Environment Versions

  1. OS Type: CentOS Linux release 7.8.2003 (Core)
  2. Python version: $ python -V: Python 3.7.9
  3. pip version: $ pip --version: pip 22.2.2
  4. pip-tools version: $ pip-compile --version: 6.8.0

Steps to replicate

  1. Create requirements.in file with only this package specified apache_beam[gcp]==2.39.0
  2. Run pip-compile --pre

Expected result

This should pick a suitable version of all child packages and resolve a requirement.txt file.

Actual result

pip-compile is failing to agree on which version of protobuf to use. Many of the dependencies in apache_beam have opinions about which protobuf version range to use. It seems like this issue only occurs with the --pre flag.

sambvfx avatar Sep 10 '22 01:09 sambvfx

Thanks!

I reproduced the problem with and without using --pre, with Python 3.10.4 on Pop OS 22.04.

The good news is that it succeeds here when using the new backtracking resolver!

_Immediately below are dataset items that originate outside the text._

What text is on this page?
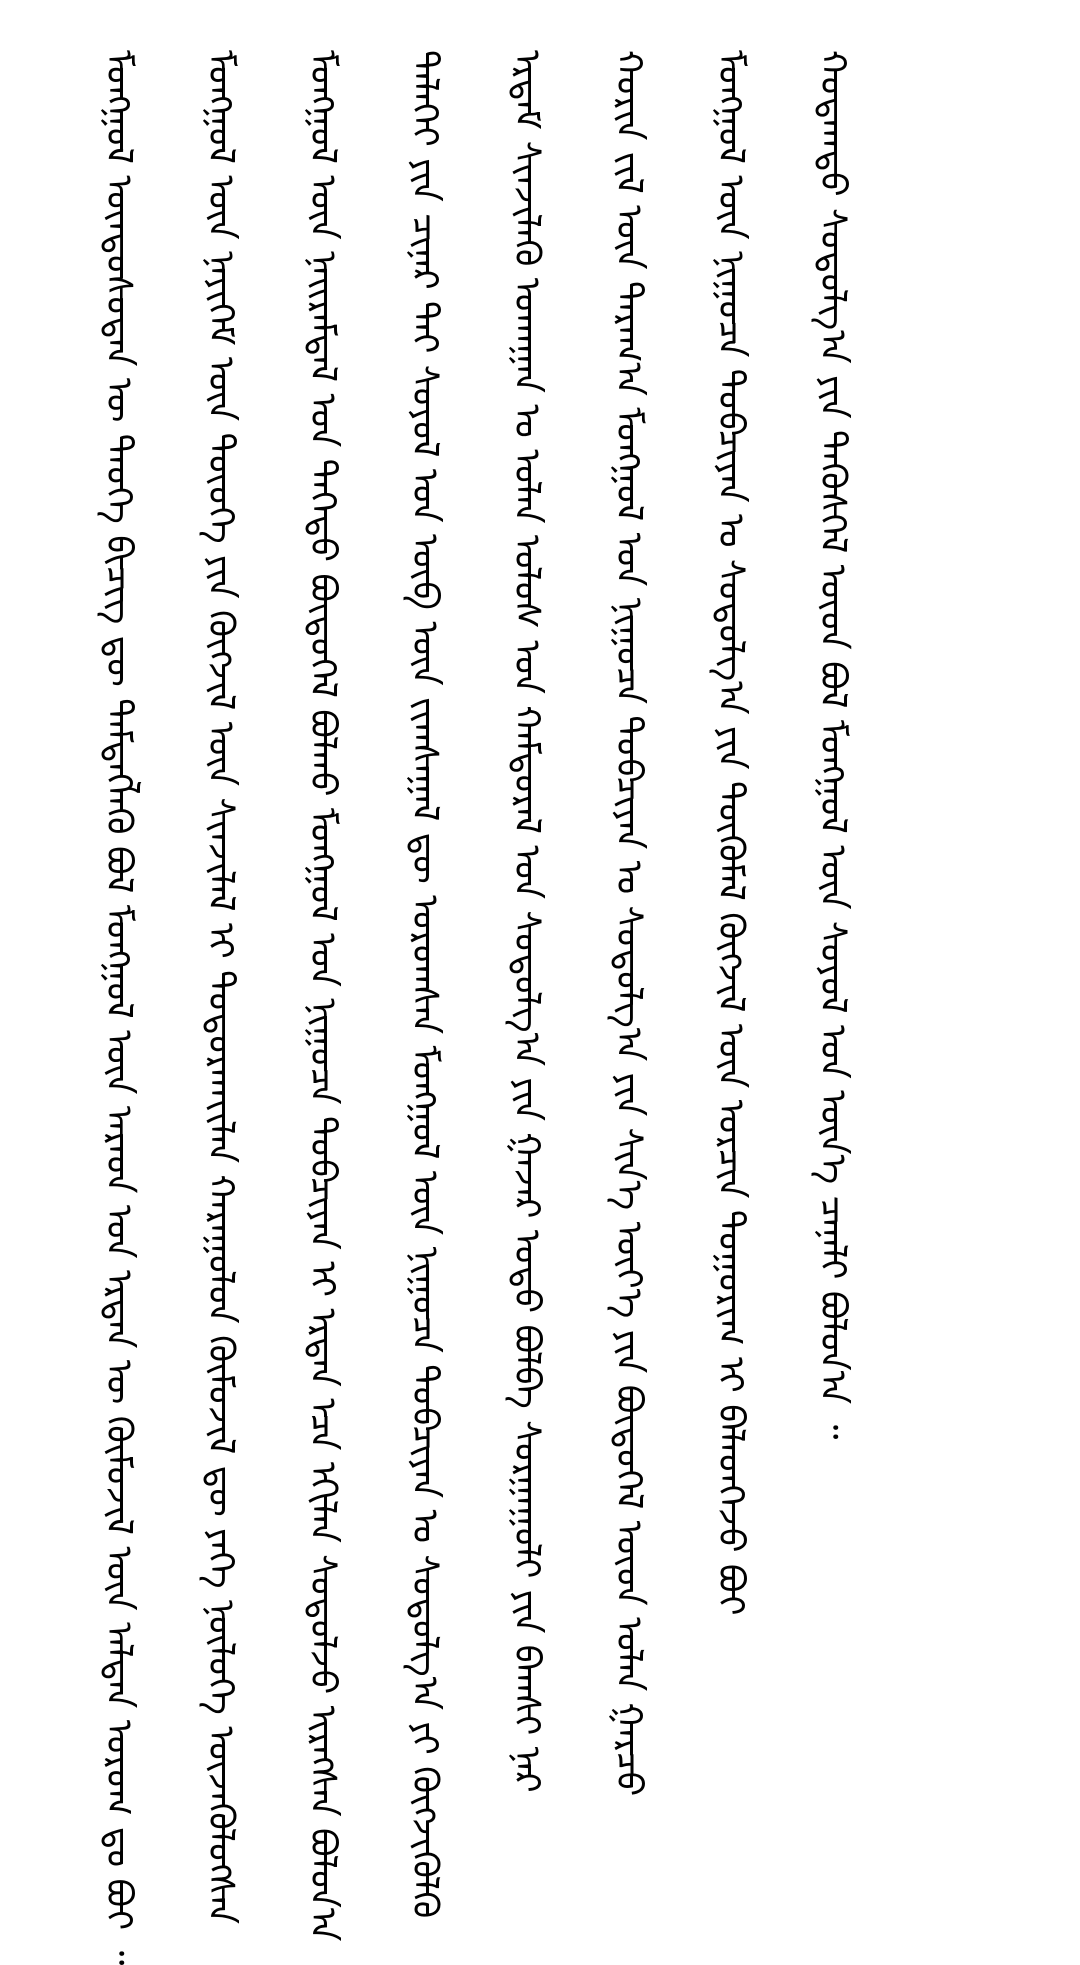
ᠮᠣᠩᠭᠣᠯ ᠦᠨᠳᠦᠰᠦᠲᠡᠨ ᠦ ᠲᠡᠦᠬᠡ ᠪᠢᠴᠢᠭ ᠳᠦ ᠲᠡᠮᠳᠡᠭᠯᠡᠬᠦ ᠪᠤᠯ ᠮᠣᠩᠭᠣᠯ ᠦᠨ ᠠᠷᠠᠳ ᠤᠨ ᠡᠷᠲᠡᠨ ᠦ ᠬᠦᠮᠦᠵᠢᠯ ᠦᠨ ᠠᠯᠲᠠᠨ ᠤᠷᠤᠭ ᠳᠤ ᠪᠤᠢ ᠃ ᠮᠣᠩᠭᠣᠯ ᠦᠨ ᠨᠡᠶᠢᠭᠡᠮ ᠦᠨ ᠲᠦᠦᠬᠡ ᠶᠢᠨ ᠬᠥᠭᠵᠢᠯ ᠦᠨ ᠰᠢᠨᠵᠢᠯᠡᠯ ᠢ ᠲᠣᠳᠤᠷᠬᠠᠶ᠋ᠢᠯᠠᠨ ᠬᠠᠷᠠᠭᠤᠯᠤᠨ ᠬᠦᠮᠦᠵᠢᠯ ᠳᠦ ᠶᠡᠬᠡ ᠨᠥᠯᠦᠭᠡ ᠦᠵᠡᠭᠦᠯᠦᠭᠰᠡᠨ ᠮᠣᠩᠭᠣᠯ ᠦᠨ ᠨᠠᠢᠷᠠᠮᠳᠠᠯ ᠤᠨ ᠳᠡᠭᠡᠳᠦ ᠪᠦᠲᠦᠭᠡᠯ ᠪᠣᠯᠬᠤ ᠮᠣᠩᠭᠣᠯ ᠤᠨ ᠨᠢᠭᠤᠴᠠ ᠲᠣᠪᠴᠢᠶᠠᠨ ᠢ ᠡᠷᠲᠡᠨ ᠡᠴᠡ ᠡᠬᠢᠯᠡᠨ ᠰᠤᠳᠤᠯᠵᠤ ᠢᠷᠡᠭᠰᠡᠨ ᠪᠣᠯᠤᠨ᠎ᠠ ᠳᠡᠯᠡᠬᠡᠢ ᠶᠢᠨ ᠴᠢᠨᠠᠷ ᠲᠠᠢ ᠰᠣᠶᠣᠯ ᠤᠨ ᠥᠪ ᠦᠨ ᠵᠢᠭᠰᠠᠭᠠᠯ ᠳᠦ ᠣᠷᠣᠭᠰᠠᠨ ᠮᠣᠩᠭᠣᠯ ᠦᠨ ᠨᠢᠭᠤᠴᠠ ᠲᠣᠪᠴᠢᠶᠠᠨ ᠤ ᠰᠤᠳᠤᠯᠭ᠎ᠠ ᠶᠢ ᠬᠥᠭᠵᠢᠭᠦᠯᠬᠦ ᠡᠷᠳᠡᠮ ᠰᠢᠨᠵᠢᠯᠡᠬᠦ ᠤᠬᠠᠭᠠᠨ ᠤ ᠣᠯᠠᠨ ᠤᠯᠤᠰ ᠤᠨ ᠬᠠᠮᠲᠤᠷᠠᠯ ᠤᠨ ᠰᠤᠳᠤᠯᠭ᠎ᠠ ᠶᠢᠨ ᠭᠠᠵᠠᠷ ᠤᠳᠤ ᠪᠣᠯᠪᠠ ᠰᠤᠷᠭᠠᠭᠤᠯᠢ ᠶᠢᠨ ᠪᠠᠭᠰᠢ ᠨᠠᠷ ᠬᠣᠷᠢᠨ ᠵᠢᠯ ᠦᠨ ᠳᠠᠷᠠᠭ᠎ᠠ ᠮᠣᠩᠭᠣᠯ ᠤᠨ ᠨᠢᠭᠤᠴᠠ ᠲᠣᠪᠴᠢᠶᠠᠨ ᠤ ᠰᠤᠳᠤᠯᠭ᠎ᠠ ᠶᠢᠨ ᠰᠢᠨ᠎ᠡ ᠦᠶ᠎ᠡ ᠶᠢᠨ ᠪᠦᠲᠦᠭᠡᠯ ᠦᠳ ᠣᠯᠠᠨ ᠭᠠᠷᠴᠤ ᠮᠣᠩᠭᠣᠯ ᠦᠨ ᠨᠢᠭᠤᠴᠠ ᠲᠣᠪᠴᠢᠶᠠᠨ ᠤ ᠰᠤᠳᠤᠯᠭ᠎ᠠ ᠶᠢᠨ ᠲᠦᠭᠦᠮᠡᠯ ᠬᠥᠭᠵᠢᠯ ᠦᠨ ᠣᠷᠴᠢᠨ ᠲᠣᠭᠣᠷᠢᠭ ᠢ ᠪᠡᠯᠡᠳᠬᠡᠵᠦ ᠪᠤᠢ ᠬᠤᠲᠠᠭᠲᠤ ᠰᠤᠳᠤᠯᠭ᠎ᠠ ᠶᠢᠨ ᠲᠡᠭᠦᠰᠬᠡᠯ ᠦᠳ ᠪᠣᠯ ᠮᠣᠩᠭᠣᠯ ᠦᠨ ᠰᠣᠶᠣᠯ ᠤᠨ ᠦᠨ᠎ᠡ ᠴᠡᠨᠡᠯᠢ ᠪᠣᠯᠤᠨ᠎ᠠ ᠃
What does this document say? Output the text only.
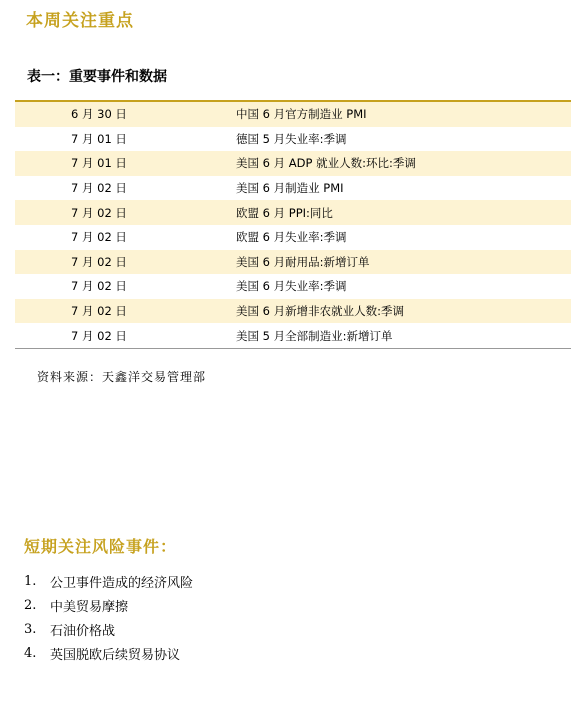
本周关注重点
表一：重要事件和数据
6 月 30 日	中国 6 月官方制造业 PMI
7 月 01 日	德国 5 月失业率:季调
7 月 01 日	美国 6 月 ADP 就业人数:环比:季调
7 月 02 日	美国 6 月制造业 PMI
7 月 02 日	欧盟 6 月 PPI:同比
7 月 02 日	欧盟 6 月失业率:季调
7 月 02 日	美国 6 月耐用品:新增订单
7 月 02 日	美国 6 月失业率:季调
7 月 02 日	美国 6 月新增非农就业人数:季调
7 月 02 日	美国 5 月全部制造业:新增订单
资料来源：天鑫洋交易管理部
短期关注风险事件：
1.	公卫事件造成的经济风险
2.	中美贸易摩擦
3.	石油价格战
4.	英国脱欧后续贸易协议
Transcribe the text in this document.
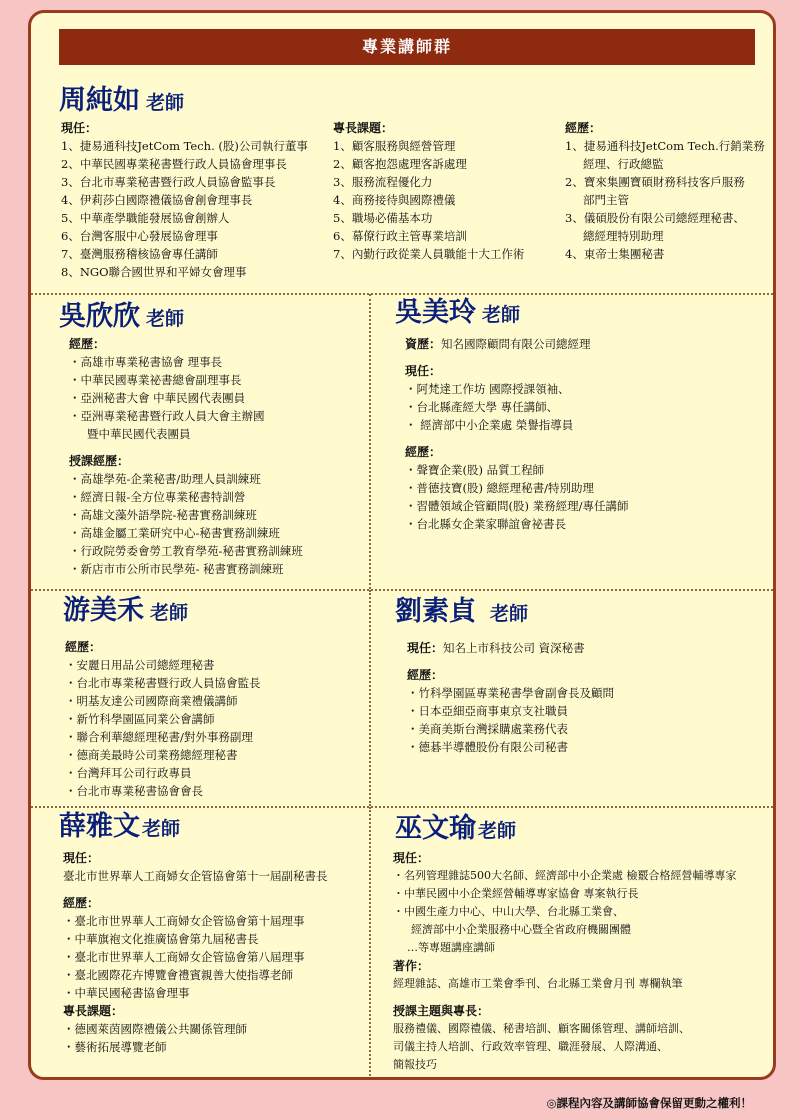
專業講師群
周純如 老師
現任：
1、捷易通科技JetCom Tech. (股)公司執行董事
2、中華民國專業秘書暨行政人員協會理事長
3、台北市專業秘書暨行政人員協會監事長
4、伊莉莎白國際禮儀協會創會理事長
5、中華產學職能發展協會創辦人
6、台灣客服中心發展協會理事
7、臺灣服務稽核協會專任講師
8、NGO聯合國世界和平婦女會理事
專長課題：
1、顧客服務與經營管理
2、顧客抱怨處理客訴處理
3、服務流程優化力
4、商務接待與國際禮儀
5、職場必備基本功
6、幕僚行政主管專業培訓
7、內勤行政從業人員職能十大工作術
經歷：
1、捷易通科技JetCom Tech.行銷業務
經理、行政總監
2、寶來集團寶碩財務科技客戶服務
部門主管
3、儀碩股份有限公司總經理秘書、
總經理特別助理
4、東帝士集團秘書
吳欣欣 老師
經歷：
・高雄市專業秘書協會 理事長
・中華民國專業祕書總會副理事長
・亞洲秘書大會 中華民國代表團員
・亞洲專業秘書暨行政人員大會主辦國
暨中華民國代表團員
授課經歷：
・高雄學苑-企業秘書/助理人員訓練班
・經濟日報-全方位專業秘書特訓營
・高雄文藻外語學院-秘書實務訓練班
・高雄金屬工業研究中心-秘書實務訓練班
・行政院勞委會勞工教育學苑-秘書實務訓練班
・新店市市公所市民學苑- 秘書實務訓練班
吳美玲 老師
資歷：知名國際顧問有限公司總經理
現任：
・阿梵達工作坊 國際授課領袖、
・台北縣產經大學 專任講師、
・ 經濟部中小企業處 榮譽指導員
經歷：
・聲寶企業(股) 品質工程師
・普德技寶(股) 總經理秘書/特別助理
・習體領域企管顧問(股) 業務經理/專任講師
・台北縣女企業家聯誼會祕書長
游美禾 老師
經歷：
・安麗日用品公司總經理秘書
・台北市專業秘書暨行政人員協會監長
・明基友達公司國際商業禮儀講師
・新竹科學園區同業公會講師
・聯合利華總經理秘書/對外事務副理
・德商美最時公司業務總經理秘書
・台灣拜耳公司行政專員
・台北市專業秘書協會會長
劉素貞 老師
現任：知名上市科技公司 資深秘書
經歷：
・竹科學園區專業秘書學會副會長及顧問
・日本亞細亞商事東京支社職員
・美商美斯台灣採購處業務代表
・德碁半導體股份有限公司秘書
薛雅文 老師
現任：
臺北市世界華人工商婦女企管協會第十一屆副秘書長
經歷：
・臺北市世界華人工商婦女企管協會第十屆理事
・中華旗袍文化推廣協會第九屆秘書長
・臺北市世界華人工商婦女企管協會第八屆理事
・臺北國際花卉博覽會禮賓親善大使指導老師
・中華民國秘書協會理事
專長課題：
・德國萊茵國際禮儀公共關係管理師
・藝術拓展導覽老師
巫文瑜 老師
現任：
・名列管理雜誌500大名師、經濟部中小企業處 檢覈合格經營輔導專家
・中華民國中小企業經營輔導專家協會 專案執行長
・中國生產力中心、中山大學、台北縣工業會、
經濟部中小企業服務中心暨全省政府機關團體
…等專題講座講師
著作：
經理雜誌、高雄市工業會季刊、台北縣工業會月刊 專欄執筆
授課主題與專長：
服務禮儀、國際禮儀、秘書培訓、顧客關係管理、講師培訓、
司儀主持人培訓、行政效率管理、職涯發展、人際溝通、
簡報技巧
◎課程內容及講師協會保留更動之權利！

We're hoping to deprecate/ditch the currently-default resolver ASAP, so please try with --resolver=backtracking (or set environment parameter PIP_TOOLS_RESOLVER=backtracking), and let us know if there are any problems from there.

AndydeCleyre avatar Sep 16 '22 02:09 AndydeCleyre

Interesting! I'm also now failing to get a resolve without the --pre flag.

Using --resolver=backtracking does work with just that beam package, but with our full set of packages it seems to hang. As I added more and more packages it became slower and slower. With our full set of requirements, I let it run for many hours and providing the -v flag the last thing it prints is ROUND 1.

I can try to gather up all of the packages we're resolving and pass them to you for debugging if you'd like.

sambvfx avatar Sep 21 '22 01:09 sambvfx

It might be downloading some huge packages to cache. You might get more interesting info with -vvv.